Success of VR nitrogen requires field-by-field analysis
Key result: Differences in management, including agronomic practices, variety selection and types of fertilizer, as well as soil properties, elevation and terrain attributes all impact fertility and should be considered, along with historical yields, when planning out a variable-rate (VR) fertility program.
Project title, Principal investigator: “Variable nitrogen fertility management of canola at the field scale,” Alan Moulin, Agriculture and Agri-Food Canada, Brandon
Funding: Growing Forward 2
This project examined several impacts of variable rate nitrogen fertility programs (nitrogen fertilizer rates of 0, 50, 100 and 150 per cent of soil test recommendations) on canola yield in areas with consistently low, average and high production. Data are from 25 sites over four growing seasons in Manitoba, Saskatchewan and Alberta. Investigating variable rate programs proved to be very complex in many ways and a challenge to analyze, but resulting in many types of findings and suggestions for farmers and future research.
Significant improvements in yield were found when comparing plots given nitrogen fertilizer applications versus plots given no nitrogen applications, but not between different fertilizer rates. This is partially due to the variability correlated to terrain and correlations ranging from farm to farm. This emphasized the need for soil tests to account for mineralizable nitrogen, which they currently don’t. Moulin hypothesized that mineralizable nitrogen builds up in the soil following rotations (ex. cereal-canola) and annual nitrogen fertilizer applications, and is available to the crop during the growing season, but is not accounted for in soil test analyses. In contrast to 2014, 2015 and 2016, dry conditions during summer 2017, preceded by ample spring soil moisture, forced crops to root deeper than normal. As a result canola accessed Nitrogen which accumulated normally below the root zone in previous years, and yield was similar for all fertilizer treatments in several fields. Furthermore, yield response may also be attributed to a buildup of mineralizable Nitrogen in or below the root zone. It is possible that mineralizable Nitrogen and the distribution of Nitrogen below the root zone resulted in high production in the control treatments, but updated statistical analysis will provide more insight into this.
Phosphorus was applied with seed at the maximum possible rate, while potassium and sulphur were judged sufficient based on soil test and fertilizer rates used by producers. Soil test phosphorous varied with terrain attributes, which accounted for a significant proportion of the variability of canola yield, but (again) varied from farm to farm. The phosphorus tended to accumulate in lower slope positions, in areas with low production. Soil properties and the interaction with canola variety, growing season precipitation and temperature also varied considerably with respect to yield.
The economic return and efficiency of fertilizer use from variable rate management varied between fields and between farms, as did canola yield. While canola production and net revenue functions generally followed conventional response curves, the effects of zones and nitrogen rates at each individual site were mixed. Overall, nitrogen and production zones were significant with the high production zones generating a net $67 more per hectare, on average, and low production zones generating a net $61 less per hectare compared to average zones. Farm location had significant effects on canola yield, with profitability ranging from negative $490 to positive $530 per hectare.

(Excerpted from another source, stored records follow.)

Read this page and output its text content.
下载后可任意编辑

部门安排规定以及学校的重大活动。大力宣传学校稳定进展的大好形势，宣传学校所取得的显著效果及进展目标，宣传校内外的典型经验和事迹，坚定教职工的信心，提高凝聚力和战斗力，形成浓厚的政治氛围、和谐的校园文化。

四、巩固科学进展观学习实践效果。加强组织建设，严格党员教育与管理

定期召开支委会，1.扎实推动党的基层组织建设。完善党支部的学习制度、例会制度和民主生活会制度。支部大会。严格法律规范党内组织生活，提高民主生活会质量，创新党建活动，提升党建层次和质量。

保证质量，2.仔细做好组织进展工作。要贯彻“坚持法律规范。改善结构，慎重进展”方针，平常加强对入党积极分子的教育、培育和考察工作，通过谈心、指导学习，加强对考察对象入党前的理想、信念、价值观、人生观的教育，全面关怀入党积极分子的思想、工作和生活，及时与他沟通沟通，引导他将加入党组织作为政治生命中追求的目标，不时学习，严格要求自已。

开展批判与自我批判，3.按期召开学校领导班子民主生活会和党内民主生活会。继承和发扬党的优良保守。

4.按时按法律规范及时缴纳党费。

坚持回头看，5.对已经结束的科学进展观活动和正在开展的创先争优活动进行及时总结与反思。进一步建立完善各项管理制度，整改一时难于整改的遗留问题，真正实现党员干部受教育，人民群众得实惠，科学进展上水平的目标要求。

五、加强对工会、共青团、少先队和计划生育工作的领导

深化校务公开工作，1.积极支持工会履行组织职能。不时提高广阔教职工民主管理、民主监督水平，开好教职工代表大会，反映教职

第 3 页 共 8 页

Overall, the integration of an effective variable rate fertility program is very complicated so carrying out field by field analysis is paramount to potential success. Differences in management, including agronomic practices, variety selection and types of fertilizer, as well as soil properties, elevation and terrain attributes all impact fertility and should be considered, along with historical yields, when planning out a variable rate fertility program or studying fields that do utilize this technology.
Future studies on this topic may benefit from including UAV data (to show fertilizer variability response through in-season images), machine learning methods to create prescription maps (as the analyses relate a large number of variables to potential canola yield) and significant expertise with prescription mapping software (as well as testing the prescription map for the seeder 1-2 days prior to seeding). Thorough preparations well in advance of seeding, combined with post-harvest or pre-seeding soil sampling are recommended to ensure accuracy when carried out at busy times (especially in regions with short growing seasons).